Me interesó la conversa que mantenía mi abuela con, al parecer, era el repartidor de diarios.

Bajé los peldaños de la larga escalera y me detuve turulato al ver que el señor miraba, no se si a mí, o a algún arcano punto de la escalerilla.

Me quedé un rato observando a Rodrigo. Parecía nervioso, o tal vez era mi imaginación. Vi que se levantaba e iba hacia la cocina. Mi abuela seguía leyendo el diario y bebía un café… o un chocolate caliente parece.
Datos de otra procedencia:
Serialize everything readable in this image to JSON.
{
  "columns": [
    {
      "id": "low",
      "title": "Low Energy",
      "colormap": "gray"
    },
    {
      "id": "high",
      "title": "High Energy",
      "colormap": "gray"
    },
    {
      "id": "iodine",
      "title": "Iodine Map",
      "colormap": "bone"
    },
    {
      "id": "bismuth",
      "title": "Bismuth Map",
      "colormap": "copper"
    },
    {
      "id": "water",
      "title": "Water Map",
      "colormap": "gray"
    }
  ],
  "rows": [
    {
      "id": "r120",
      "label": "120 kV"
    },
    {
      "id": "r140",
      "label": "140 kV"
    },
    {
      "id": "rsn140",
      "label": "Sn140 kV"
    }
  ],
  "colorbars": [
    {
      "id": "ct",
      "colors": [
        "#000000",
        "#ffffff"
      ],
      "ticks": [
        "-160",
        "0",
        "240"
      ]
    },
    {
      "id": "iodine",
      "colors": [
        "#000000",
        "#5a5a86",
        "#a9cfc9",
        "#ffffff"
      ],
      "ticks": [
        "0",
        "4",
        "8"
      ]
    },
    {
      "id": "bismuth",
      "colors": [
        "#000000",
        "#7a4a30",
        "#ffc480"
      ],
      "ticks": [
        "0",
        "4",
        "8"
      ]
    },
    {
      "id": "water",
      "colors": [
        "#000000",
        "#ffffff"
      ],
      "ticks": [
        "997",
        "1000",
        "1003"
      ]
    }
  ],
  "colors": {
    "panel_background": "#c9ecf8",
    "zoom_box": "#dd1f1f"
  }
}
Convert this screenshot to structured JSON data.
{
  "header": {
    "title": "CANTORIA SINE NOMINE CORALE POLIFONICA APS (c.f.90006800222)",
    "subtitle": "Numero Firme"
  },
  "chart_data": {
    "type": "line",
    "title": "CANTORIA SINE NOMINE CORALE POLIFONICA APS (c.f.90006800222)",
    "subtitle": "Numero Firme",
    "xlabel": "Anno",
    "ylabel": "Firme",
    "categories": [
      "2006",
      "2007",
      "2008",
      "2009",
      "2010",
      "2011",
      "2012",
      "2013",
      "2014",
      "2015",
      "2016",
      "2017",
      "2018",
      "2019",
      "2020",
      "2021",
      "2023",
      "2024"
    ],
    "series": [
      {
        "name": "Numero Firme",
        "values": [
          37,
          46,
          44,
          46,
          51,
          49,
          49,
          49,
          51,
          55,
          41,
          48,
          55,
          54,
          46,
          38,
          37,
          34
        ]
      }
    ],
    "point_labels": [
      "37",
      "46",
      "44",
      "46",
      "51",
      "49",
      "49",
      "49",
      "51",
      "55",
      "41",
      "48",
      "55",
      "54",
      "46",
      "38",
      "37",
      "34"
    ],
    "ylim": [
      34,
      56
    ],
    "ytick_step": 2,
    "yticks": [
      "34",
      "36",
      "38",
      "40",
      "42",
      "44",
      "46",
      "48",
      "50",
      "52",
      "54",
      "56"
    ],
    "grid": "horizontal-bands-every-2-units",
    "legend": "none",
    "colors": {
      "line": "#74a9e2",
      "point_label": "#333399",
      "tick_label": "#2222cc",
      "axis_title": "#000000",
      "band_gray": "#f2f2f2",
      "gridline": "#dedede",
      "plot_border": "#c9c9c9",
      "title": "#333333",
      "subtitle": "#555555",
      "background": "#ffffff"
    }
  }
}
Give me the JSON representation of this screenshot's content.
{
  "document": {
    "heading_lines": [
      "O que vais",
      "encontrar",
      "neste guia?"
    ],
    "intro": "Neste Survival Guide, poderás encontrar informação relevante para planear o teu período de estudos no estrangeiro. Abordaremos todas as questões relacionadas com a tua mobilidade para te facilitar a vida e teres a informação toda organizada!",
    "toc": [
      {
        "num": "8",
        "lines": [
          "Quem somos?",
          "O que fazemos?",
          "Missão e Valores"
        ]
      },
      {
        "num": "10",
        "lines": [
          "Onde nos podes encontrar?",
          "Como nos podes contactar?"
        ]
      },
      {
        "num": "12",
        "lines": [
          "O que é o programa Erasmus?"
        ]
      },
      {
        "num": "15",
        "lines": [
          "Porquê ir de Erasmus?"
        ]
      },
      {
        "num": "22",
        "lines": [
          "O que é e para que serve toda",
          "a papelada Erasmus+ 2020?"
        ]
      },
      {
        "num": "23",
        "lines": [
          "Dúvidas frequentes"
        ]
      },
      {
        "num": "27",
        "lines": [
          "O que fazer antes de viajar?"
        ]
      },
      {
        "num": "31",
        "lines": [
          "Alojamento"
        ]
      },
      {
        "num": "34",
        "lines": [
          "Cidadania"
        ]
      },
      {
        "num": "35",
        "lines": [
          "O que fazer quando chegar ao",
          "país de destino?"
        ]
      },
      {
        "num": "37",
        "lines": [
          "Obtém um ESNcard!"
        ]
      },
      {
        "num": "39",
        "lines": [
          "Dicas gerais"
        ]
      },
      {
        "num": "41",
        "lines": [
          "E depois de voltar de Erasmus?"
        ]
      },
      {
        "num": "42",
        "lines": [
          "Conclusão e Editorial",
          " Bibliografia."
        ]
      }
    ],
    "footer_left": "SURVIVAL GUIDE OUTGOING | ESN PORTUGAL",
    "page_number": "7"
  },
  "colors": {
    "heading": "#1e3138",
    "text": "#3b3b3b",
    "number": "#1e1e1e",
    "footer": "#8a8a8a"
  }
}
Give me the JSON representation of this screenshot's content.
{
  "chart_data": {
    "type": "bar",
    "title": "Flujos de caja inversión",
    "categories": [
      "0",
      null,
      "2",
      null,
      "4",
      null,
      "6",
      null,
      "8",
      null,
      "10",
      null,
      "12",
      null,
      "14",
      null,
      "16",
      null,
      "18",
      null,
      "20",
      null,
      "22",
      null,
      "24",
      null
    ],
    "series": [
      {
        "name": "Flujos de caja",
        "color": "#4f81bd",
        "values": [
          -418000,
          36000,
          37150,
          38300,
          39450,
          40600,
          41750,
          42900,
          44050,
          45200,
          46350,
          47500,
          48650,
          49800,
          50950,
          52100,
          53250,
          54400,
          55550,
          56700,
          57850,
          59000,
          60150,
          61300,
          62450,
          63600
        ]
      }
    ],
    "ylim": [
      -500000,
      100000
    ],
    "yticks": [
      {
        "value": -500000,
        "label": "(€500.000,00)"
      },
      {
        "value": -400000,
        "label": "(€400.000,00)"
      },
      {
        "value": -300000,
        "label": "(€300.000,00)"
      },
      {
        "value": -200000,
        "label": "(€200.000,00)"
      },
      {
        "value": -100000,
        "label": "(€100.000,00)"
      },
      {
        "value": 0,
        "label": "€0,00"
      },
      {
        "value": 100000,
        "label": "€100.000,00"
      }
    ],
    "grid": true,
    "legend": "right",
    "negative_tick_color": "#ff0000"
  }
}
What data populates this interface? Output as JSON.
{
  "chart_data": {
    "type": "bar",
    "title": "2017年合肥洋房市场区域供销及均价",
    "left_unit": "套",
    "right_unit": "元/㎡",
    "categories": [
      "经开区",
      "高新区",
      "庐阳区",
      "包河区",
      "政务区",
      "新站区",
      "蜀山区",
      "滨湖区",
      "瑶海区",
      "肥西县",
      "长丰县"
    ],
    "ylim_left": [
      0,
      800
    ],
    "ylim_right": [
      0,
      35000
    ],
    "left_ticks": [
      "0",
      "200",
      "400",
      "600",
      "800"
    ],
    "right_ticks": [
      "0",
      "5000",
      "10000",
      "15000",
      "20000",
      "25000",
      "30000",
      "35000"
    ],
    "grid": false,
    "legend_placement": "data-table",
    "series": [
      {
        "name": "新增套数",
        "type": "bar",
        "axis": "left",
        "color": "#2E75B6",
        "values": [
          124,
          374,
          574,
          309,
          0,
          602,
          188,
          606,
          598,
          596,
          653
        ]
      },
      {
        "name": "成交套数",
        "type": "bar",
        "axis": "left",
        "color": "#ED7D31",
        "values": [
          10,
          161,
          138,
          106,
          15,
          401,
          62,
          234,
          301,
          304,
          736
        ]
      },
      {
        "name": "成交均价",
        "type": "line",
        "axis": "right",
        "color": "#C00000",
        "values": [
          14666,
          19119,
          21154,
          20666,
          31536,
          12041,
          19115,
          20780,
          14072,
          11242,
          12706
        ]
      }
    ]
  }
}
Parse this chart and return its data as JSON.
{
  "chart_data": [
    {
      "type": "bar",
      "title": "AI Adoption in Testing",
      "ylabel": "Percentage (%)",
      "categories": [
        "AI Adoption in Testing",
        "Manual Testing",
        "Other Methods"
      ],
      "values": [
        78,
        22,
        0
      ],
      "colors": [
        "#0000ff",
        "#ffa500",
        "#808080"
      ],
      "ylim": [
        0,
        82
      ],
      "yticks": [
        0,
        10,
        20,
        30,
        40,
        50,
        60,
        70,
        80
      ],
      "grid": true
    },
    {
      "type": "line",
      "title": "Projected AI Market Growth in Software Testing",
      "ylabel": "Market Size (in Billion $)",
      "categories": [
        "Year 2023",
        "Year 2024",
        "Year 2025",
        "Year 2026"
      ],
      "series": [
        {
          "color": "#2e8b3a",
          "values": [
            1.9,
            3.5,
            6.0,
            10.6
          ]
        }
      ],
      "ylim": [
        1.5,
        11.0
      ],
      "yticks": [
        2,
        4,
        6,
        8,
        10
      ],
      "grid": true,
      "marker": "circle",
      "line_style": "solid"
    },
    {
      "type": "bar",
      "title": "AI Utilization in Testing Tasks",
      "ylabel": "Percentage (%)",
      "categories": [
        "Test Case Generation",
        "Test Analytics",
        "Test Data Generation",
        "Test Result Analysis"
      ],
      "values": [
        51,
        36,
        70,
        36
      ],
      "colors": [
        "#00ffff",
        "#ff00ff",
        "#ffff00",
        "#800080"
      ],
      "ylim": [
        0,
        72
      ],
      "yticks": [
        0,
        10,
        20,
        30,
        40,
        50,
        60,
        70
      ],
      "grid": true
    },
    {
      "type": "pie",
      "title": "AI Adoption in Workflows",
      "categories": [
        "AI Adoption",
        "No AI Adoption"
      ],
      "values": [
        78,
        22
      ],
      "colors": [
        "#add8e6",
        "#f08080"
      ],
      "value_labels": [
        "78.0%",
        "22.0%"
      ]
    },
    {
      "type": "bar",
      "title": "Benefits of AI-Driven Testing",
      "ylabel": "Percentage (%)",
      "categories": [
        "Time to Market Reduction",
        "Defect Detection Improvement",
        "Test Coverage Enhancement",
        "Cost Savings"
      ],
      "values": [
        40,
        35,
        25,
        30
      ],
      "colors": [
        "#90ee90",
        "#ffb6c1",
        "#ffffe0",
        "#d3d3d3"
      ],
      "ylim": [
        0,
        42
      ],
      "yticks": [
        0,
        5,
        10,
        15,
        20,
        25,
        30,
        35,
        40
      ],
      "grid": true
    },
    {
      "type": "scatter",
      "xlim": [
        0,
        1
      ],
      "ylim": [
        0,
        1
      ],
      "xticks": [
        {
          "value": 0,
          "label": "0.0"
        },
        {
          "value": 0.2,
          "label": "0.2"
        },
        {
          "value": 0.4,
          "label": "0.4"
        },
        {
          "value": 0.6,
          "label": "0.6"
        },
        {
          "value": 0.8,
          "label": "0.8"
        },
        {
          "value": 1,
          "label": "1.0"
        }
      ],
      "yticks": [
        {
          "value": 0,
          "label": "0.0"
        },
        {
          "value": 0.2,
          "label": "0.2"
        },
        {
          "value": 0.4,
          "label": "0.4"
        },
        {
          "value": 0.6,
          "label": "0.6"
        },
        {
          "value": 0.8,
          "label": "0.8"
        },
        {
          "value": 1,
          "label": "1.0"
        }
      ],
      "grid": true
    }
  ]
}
Todo, repentinamente quedó a oscuras. La luz se había apagado. Afuera, era lo mismo, los faroles del jardín habían perdido su energía y el cielo, quien había sido una importante fuente de luz en los pasados minutos también, se encontraba sumido en una mezcla de azul marino y blanco (lo que significaría al fin y al cabo otra ventisca de nieve).

Rosita, asustada comenzó a llamar a Rodrigo en busca de alguna ayuda. Su nieto, quién cada vez que ocurría un corte de luz necesitaba un inhalador para calmar su frecuencia respiratoria luego de haber recibido un asombro por el corte de luz, subió desesperadamente las escaleras para ir en busca de sus linternas para tranquilizar a su abuela que cada vez gritaba más fuerte para que alguien la fuera a socorrer en estos momentos de oscuridad.

Se escuchó alguien abriendo los cajones de la cocina. Cubiertos sonaban produciendo un extenso eco por la casa.

Rosita, asustada, continuaba llamando a Rodrigo, y ahora, también a su nieto.

Rodrigo había salido de la cocina. En una mano llevaba una escoba, y en la otra, un cuchillo.

Ella nunca te quiso, ¿sabes por qué te vendió? Porque quería dinero. Sí, efectivamente, dinero —le contaba a Rodrigo su prima cuando ambos tenían quince años- Y ¿sabes para qué?

Para suscribirse al diario hasta el día de su muerte.